A mysterious vaping-related lung illness has now afflicted more than 1,000 people and killed at least 21 — and America's patchwork approach to marijuana law is probably part of the problem, Axios' Dan Primack and I report.
The big picture: Most of these lung illness cases involve people who vaped THC, the primary psychoactive ingredient in marijuana, and many of those pods are believed to have come from the black market. A more cohesive regulatory scheme could help consumers know what to trust.
Health officials don't know yet whether the culprit is the liquids being vaped, their interaction with the vape pen materials, or a combination of the two. But legal, regulated products used as directed don't seem to be the primary cause.
- Juul neither makes THC vape pods nor intends for them to be used in their devices.

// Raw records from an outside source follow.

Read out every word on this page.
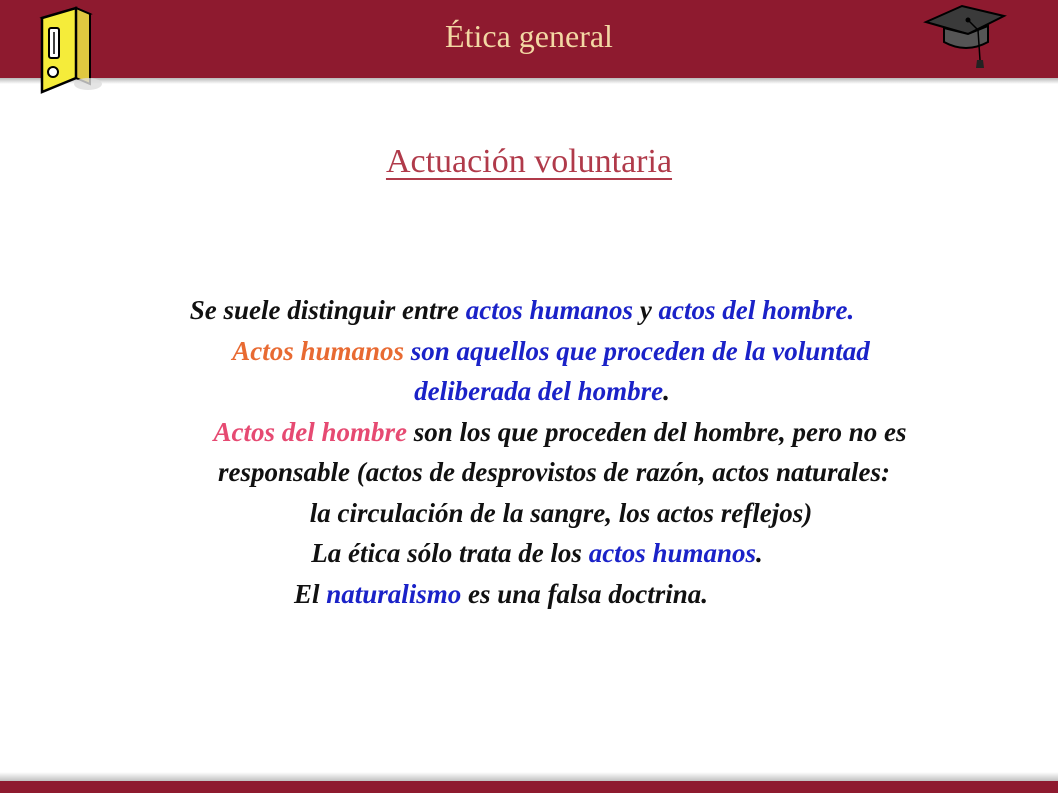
Ética general
Actuación voluntaria
Se suele distinguir entre actos humanos y actos del hombre.
Actos humanos son aquellos que proceden de la voluntad
deliberada del hombre.
Actos del hombre son los que proceden del hombre, pero no es
responsable (actos de desprovistos de razón, actos naturales:
la circulación de la sangre, los actos reflejos)
La ética sólo trata de los actos humanos.
El naturalismo es una falsa doctrina.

Where it stands: THC is a Schedule 1 drug under federal law, severely restricting scientists' and regulators' ability to study its effects.

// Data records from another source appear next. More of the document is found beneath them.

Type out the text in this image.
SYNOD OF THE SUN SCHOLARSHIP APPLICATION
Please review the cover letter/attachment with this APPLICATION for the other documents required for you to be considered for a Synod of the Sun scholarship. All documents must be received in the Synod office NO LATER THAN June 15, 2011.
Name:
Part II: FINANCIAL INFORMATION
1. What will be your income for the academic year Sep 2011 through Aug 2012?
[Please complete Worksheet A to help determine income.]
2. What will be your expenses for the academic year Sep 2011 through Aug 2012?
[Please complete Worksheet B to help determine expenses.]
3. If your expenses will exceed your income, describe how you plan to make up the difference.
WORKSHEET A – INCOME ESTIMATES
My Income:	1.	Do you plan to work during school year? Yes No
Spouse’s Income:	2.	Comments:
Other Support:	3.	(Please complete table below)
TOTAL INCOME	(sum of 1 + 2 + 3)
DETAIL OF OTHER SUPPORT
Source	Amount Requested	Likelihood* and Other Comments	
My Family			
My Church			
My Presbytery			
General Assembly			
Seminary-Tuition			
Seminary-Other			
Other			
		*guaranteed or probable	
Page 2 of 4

- But THC is legal in more than a dozen states. Few of those states, though, require stringent oversight of THC-specific products such as vape pods.
- "State laws that have loosened access to cannabinoids have come at a public health cost," said former Food and Drug Administration commissioner Scott Gottlieb, adding that "ultimately, a federal regime could make it easier to access cannabis for conducting proper studies."
Yes, but: At least a few patients afflicted by the lung illness claim to have only vaped nicotine.
- And research this week from New York University found that vaping nicotine caused lung cancer in mice, per CNBC. The researchers said vaping is likely "very harmful" to humans as well.
The bottom line: Traditional vaping deserves political attention. But so does an inconsistent regulatory framework that is contributing to serious, immediate dangers.